Ellowes Hall was a stately home located in Sedgley, Staffordshire (now West Midlands). It was built in 1821 in parkland near Lower Gornal village as the home of wealthy local ironmonger John Fereday and his family. Over the next 100 years or more, successive different wealthy owners lived in the house. It remained in the ownership of the Fereday family until 1850, when it was sold to fellow industrialist William Baldwin until 1865, when it became the residence of Charles Cochrane, Mayor of Dudley. The next resident was Sir Horace St. Paul, who moved there in the early 1870s and lived there until his death in 1891. The next occupant was Bilston county councillor James Gibbons, who lived there until his death in 1919, when it was sold to the Mitchell family. The Mitchell family lived in the house until 1923, when it was sold to Henry Arthur Nock, who owned the house until his death in 1946. After the outbreak of the Second World War in 1939, Ellowes Hall was used as a Home Guard headquarters.
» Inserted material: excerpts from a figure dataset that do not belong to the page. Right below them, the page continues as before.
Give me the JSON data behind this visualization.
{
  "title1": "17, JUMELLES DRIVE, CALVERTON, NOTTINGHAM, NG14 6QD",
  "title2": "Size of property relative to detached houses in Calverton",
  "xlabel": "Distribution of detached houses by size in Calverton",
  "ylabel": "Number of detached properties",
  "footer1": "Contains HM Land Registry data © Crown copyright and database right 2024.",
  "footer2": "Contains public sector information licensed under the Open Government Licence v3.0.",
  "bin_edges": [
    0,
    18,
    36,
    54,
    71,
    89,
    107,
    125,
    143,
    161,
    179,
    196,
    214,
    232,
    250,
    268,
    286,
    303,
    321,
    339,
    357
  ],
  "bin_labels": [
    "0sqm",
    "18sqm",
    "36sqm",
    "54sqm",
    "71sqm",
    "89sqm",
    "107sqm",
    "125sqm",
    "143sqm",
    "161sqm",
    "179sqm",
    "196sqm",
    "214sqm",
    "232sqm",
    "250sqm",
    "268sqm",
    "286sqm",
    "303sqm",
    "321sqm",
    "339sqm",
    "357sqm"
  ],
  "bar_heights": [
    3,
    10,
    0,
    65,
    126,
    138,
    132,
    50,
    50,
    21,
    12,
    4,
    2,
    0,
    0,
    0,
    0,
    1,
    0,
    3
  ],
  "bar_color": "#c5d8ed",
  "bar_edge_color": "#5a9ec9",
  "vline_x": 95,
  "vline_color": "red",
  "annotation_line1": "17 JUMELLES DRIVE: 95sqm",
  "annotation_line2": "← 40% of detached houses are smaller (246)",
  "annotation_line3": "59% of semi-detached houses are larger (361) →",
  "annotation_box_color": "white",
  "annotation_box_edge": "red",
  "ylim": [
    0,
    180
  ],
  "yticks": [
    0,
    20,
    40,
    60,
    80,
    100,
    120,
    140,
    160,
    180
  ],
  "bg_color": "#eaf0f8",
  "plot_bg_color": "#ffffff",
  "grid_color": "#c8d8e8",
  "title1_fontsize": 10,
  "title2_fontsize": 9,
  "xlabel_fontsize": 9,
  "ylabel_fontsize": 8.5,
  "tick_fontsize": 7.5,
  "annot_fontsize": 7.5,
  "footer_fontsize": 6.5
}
The Nock family sold the house to Staffordshire Education Authority in 1963, and it was demolished in 1964 - the same year that a new secondary school with the same name was built within its grounds.
More than 40 years on, the "old coach road" which connected the hall with nearby Moden Hill is still in existence as a public footpath, but motor vehicles are no longer allowed to use it. The surrounding woodland, which forms part of Cotwall End Valley, is still known locally as Ellowes Hall Wood.